The researchers also looked at peripheral blood mononuclear cells (PBMC) from patients before and after pembrolizumab treatment using single-cell RNA sequencing and matched T-cell receptor repertoire sequencing—a method of tracking T cells, immune cells that attempt to recognize and kill cancerous cells, and their specificities. PBMC samples are composed of a variety of immune cells that circulate in the blood, including T cells and natural killer cells, two major cell types which can be involved in mounting anti-tumor immune responses.
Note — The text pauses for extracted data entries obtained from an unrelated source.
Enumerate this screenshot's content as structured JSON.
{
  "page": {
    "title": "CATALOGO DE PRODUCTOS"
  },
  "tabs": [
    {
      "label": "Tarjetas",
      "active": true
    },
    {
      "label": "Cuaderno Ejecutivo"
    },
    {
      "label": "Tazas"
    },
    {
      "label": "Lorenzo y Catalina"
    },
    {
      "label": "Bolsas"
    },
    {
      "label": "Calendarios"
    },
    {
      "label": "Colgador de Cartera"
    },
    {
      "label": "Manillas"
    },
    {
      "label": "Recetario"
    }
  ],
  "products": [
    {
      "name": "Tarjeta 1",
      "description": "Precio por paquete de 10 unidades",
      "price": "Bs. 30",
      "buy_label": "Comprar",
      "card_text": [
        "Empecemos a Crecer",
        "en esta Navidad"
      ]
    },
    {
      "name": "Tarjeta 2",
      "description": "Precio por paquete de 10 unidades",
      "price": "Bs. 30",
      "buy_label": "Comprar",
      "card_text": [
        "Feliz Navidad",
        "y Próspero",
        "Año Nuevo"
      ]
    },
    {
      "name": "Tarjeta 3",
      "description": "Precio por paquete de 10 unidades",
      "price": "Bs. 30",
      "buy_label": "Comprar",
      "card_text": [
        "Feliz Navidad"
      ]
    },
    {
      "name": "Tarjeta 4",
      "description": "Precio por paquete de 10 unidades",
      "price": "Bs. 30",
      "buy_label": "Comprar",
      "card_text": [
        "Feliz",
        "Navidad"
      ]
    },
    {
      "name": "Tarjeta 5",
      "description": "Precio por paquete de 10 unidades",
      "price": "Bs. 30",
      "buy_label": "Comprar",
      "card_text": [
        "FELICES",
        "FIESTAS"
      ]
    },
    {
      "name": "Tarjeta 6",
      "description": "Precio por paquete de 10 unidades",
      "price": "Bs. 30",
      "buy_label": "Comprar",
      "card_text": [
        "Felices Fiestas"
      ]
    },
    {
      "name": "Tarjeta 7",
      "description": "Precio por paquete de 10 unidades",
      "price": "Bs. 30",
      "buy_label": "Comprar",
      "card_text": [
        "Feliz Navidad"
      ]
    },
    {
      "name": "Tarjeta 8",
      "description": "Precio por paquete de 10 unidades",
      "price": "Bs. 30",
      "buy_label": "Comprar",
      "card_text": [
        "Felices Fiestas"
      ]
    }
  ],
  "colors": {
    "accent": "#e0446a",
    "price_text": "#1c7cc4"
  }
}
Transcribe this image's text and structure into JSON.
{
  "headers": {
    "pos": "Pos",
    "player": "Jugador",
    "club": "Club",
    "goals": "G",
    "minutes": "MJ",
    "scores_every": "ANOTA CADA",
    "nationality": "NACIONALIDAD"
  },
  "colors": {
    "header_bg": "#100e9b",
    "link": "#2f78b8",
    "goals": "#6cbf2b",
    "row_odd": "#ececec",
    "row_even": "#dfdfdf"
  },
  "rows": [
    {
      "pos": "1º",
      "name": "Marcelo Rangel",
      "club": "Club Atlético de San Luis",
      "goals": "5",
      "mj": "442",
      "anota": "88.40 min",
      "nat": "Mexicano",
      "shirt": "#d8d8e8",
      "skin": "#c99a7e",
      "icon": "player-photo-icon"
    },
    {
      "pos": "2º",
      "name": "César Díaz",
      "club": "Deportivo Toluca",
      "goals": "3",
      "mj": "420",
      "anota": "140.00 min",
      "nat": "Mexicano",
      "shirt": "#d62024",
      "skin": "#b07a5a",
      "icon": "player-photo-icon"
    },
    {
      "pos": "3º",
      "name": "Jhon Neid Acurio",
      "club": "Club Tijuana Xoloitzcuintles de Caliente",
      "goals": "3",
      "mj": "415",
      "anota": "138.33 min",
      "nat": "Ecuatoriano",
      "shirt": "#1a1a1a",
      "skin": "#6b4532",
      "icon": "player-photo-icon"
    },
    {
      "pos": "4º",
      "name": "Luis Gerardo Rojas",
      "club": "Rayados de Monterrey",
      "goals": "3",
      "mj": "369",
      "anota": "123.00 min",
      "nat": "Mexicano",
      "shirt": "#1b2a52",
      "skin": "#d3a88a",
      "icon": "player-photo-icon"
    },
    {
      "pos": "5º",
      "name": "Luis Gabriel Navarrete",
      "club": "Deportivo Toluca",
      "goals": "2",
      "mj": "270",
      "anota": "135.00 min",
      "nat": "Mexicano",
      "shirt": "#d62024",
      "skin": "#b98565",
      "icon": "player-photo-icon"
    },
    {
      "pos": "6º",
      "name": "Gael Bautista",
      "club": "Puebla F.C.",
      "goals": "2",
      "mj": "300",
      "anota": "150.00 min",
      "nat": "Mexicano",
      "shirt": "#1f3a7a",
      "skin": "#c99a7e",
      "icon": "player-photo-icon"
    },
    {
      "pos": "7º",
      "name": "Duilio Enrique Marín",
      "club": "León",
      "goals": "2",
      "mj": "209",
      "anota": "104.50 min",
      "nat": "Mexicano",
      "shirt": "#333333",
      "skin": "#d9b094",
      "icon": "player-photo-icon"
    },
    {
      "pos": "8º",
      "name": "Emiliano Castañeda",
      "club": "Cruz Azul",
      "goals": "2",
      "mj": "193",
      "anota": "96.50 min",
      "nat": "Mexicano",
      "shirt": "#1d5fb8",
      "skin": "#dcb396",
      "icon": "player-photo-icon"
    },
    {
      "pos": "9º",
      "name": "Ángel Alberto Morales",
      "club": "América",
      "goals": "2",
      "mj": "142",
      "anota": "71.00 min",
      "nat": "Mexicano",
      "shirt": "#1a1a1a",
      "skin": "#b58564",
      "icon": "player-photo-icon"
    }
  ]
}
While the immune response in patients with mut-MMRd tumors was defined by T cells, that of patients with epi-MMRd tumors was instead characterized by natural killer cells. This led the researchers to conclude that the two molecular subtypes of endometrial cancer (mut-MMRd or epi-MMRd) are subject to different types of immune surveillance. This finding could, in turn, explain why patients with mut-MMRd tumors were more likely to respond to therapy, as the anti-PD-1 immunotherapy pembrolizumab is usually thought to act on T cells. At the same time, the researchers also discovered that natural killer cells from epi-MMRd patients demonstrated enhanced expression of many anti-tumor genes, suggesting that natural killer cells are the primary immune cells mediating anti-tumor responses in these patients. 

What Next?

This study only analyzed twenty-four patients with one specific type of cancer, which raises the question of whether the conclusions would translate into a trend across other types of cancers and studies with larger patient cohorts. The researchers hope that the findings from this study could help inform further research on immunotherapies for various other cancers. Looking ahead, while this study was conducted on cancers with high mutational burdens, future studies could provide insight into cancers with variation in other factors—such as natural killer cell activation—and help improve the health outcomes of more cancer patients. “While mut-MMR patients had a uniformly high response rate, there was significant variation in response among epi-MMR patients which was not tied to mutational burden, suggesting that this was instead due to variation in other factors,” Michaels said.  

While Chow and Michaels worked together on data analysis and curation, Song and colleagues led the study conceptualization and data collection. Along with the Santin lab’s team, who designed and enrolled patients in the clinical trial, their contributions all came together in the end. “It’s such a big team effort; it’s not something that one person can do alone,” Chow said. As teams of scientists across the world continue in this vein, immunotherapies could continue to improve the health outcomes of more and more cancer patients.